If we are to raise the next generation of leaders who will go further than us to take possessions of lands that we, like Moses, may only glimpse from a distance, then we must do all we can to encourage and help them grow in faith.
Encouragement and exhortations are in order. We see this in God’s instructions to Moses at the edge of the Promised Land, where Moses is instructed in Deuteronomy 3:28 to ‘charge and encourage and strengthen’ Joshua as the new leader. Moses is told by God to make an effort to do all he can to prepare his successor. Eventually, in Numbers 27:16-23, God instructs Moses, in the sight of all Israel, to lay hands on Joshua and to commission him.

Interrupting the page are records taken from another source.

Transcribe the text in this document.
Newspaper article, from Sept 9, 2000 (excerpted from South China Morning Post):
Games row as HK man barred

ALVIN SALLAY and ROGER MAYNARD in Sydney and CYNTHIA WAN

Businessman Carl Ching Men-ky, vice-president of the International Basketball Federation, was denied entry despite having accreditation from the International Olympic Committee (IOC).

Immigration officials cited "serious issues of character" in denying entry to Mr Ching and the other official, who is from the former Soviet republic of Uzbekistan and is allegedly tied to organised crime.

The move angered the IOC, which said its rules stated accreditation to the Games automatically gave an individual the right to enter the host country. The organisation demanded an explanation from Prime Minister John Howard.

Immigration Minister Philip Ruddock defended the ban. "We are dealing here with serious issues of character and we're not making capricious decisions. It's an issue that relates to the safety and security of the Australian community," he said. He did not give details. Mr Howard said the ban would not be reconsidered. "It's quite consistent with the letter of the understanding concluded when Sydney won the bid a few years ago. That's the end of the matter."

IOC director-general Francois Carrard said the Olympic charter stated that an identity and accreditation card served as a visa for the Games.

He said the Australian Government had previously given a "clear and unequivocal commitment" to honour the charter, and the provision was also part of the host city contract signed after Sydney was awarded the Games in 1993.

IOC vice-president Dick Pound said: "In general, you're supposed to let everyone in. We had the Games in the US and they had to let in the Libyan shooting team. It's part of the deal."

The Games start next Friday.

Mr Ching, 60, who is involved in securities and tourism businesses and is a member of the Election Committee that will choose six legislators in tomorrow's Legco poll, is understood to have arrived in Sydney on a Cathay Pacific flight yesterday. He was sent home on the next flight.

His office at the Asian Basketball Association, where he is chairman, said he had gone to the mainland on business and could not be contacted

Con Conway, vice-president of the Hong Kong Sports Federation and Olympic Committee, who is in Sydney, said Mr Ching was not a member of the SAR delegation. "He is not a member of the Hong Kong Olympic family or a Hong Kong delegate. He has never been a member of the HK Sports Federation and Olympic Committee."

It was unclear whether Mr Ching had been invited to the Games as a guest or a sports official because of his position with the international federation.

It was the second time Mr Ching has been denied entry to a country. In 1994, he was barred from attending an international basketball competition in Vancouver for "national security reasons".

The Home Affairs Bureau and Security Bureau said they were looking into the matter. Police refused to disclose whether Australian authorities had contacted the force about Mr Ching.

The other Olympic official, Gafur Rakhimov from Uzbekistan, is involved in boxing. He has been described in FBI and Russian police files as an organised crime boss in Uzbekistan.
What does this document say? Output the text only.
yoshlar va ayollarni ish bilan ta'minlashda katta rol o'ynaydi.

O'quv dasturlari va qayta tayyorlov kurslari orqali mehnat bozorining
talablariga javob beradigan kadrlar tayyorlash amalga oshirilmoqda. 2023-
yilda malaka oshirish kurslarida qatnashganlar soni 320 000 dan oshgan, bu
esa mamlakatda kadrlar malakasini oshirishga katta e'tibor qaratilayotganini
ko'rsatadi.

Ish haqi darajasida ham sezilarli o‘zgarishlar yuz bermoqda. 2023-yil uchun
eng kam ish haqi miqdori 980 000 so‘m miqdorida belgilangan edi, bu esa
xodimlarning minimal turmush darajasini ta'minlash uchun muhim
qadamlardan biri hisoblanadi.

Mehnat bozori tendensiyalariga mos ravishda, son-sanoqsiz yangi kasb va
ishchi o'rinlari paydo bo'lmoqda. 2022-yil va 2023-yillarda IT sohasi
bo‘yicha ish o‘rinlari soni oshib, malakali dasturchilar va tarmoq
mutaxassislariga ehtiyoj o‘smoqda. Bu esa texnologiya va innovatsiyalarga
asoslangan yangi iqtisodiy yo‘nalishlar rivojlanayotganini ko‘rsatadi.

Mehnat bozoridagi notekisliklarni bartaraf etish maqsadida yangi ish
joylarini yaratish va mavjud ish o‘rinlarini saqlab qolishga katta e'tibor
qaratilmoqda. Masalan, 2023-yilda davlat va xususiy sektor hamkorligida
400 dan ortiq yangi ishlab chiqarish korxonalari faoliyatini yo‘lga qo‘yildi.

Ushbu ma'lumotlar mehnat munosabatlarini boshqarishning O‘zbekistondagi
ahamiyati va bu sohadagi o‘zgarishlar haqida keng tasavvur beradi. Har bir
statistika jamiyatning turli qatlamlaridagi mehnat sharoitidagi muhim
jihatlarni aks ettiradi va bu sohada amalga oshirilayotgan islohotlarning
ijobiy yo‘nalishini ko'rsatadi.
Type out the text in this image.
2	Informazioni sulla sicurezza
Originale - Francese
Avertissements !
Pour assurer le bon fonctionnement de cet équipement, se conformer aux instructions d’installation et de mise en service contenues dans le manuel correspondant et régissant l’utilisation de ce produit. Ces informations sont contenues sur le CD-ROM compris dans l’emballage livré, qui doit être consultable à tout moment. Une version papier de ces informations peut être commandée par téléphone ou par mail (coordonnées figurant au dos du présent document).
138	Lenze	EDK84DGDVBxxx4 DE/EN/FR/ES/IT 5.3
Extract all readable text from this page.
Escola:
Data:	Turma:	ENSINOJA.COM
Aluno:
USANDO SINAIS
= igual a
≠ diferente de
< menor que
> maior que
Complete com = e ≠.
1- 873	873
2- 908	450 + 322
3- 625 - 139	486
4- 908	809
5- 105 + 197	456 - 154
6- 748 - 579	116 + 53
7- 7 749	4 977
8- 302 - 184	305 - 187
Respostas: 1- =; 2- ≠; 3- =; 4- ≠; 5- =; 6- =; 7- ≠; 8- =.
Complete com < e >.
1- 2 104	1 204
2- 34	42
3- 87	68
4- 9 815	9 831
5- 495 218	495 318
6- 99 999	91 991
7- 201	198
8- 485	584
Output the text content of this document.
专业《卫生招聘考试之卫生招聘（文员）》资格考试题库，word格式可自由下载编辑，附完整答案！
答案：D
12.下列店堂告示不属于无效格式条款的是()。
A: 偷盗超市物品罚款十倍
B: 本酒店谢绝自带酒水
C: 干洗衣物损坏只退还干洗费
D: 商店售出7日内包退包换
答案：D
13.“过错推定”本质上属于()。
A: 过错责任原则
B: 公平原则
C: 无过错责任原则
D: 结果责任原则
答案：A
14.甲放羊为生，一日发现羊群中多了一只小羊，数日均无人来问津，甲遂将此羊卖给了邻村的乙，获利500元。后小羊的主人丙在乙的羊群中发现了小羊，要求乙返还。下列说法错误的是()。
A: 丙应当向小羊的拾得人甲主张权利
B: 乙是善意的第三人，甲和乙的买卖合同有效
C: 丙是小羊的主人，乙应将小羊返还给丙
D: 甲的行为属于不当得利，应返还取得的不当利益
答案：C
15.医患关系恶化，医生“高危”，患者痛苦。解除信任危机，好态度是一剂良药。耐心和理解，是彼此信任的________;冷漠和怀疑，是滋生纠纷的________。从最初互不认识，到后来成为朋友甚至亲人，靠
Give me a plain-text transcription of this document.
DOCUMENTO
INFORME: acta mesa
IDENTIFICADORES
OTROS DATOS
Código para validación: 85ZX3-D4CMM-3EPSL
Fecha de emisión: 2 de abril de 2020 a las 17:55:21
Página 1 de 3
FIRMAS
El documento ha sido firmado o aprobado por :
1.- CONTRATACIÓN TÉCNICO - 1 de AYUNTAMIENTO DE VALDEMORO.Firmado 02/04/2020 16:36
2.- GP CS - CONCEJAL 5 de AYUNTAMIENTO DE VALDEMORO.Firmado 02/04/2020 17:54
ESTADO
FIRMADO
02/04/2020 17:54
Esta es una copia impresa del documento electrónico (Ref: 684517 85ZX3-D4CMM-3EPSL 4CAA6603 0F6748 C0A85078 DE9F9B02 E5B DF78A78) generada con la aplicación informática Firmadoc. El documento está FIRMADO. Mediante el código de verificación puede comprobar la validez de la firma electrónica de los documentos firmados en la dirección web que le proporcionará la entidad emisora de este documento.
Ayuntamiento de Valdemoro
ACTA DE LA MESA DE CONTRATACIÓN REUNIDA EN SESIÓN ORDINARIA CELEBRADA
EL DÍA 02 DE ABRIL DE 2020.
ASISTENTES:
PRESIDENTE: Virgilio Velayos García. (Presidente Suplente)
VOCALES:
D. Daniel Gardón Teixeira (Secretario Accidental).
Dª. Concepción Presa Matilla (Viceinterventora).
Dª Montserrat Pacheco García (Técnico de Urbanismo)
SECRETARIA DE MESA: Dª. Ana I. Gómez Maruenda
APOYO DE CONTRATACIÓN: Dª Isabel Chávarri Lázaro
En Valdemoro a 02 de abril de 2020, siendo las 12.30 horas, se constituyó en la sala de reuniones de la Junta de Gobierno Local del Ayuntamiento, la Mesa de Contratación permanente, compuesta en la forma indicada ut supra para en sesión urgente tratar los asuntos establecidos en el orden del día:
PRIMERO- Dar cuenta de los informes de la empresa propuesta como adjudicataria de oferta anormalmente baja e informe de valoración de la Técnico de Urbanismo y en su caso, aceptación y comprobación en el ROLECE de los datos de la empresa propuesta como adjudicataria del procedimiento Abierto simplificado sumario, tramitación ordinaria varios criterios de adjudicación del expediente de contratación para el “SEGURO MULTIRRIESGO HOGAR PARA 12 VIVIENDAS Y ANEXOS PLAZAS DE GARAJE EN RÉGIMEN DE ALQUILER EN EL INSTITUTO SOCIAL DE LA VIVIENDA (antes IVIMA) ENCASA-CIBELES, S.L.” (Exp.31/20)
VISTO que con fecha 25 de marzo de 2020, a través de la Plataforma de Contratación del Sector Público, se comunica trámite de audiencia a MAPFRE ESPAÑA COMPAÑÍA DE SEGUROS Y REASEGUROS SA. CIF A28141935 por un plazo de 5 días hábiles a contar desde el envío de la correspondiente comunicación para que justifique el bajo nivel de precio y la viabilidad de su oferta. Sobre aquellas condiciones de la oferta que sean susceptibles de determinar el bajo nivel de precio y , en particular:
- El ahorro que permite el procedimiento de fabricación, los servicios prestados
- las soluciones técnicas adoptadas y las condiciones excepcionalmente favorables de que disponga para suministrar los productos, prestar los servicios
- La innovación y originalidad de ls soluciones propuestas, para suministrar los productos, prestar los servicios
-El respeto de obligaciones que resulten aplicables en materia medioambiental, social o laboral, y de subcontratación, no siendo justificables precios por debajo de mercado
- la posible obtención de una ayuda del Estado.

Joshua is described in verse 18 as ‘a man in whom is the Spirit’.
Finally, in Joshua 1:1-9, God Himself gives Joshua great encouragement and promise as he steps up to being the leader. God reminded him that if he kept on trusting God and remembering His Word, then he would surely be successful in all he was called to do.
Joshua’s relationship to God was enhanced and developed through his relationship with Moses his leader. Because of Moses, Joshua knew what it was to fight and overcome the enemy; he knew what it was to pursue intimacy and closeness with God and he knew to trust what God said over and above what he saw.
Those of us in leadership of God’s mission and Church anywhere in the world need to ask some important questions in the light of all these: Who are you preparing to take over the work God has given you for now? Who is your Joshua? And how well are you preparing him?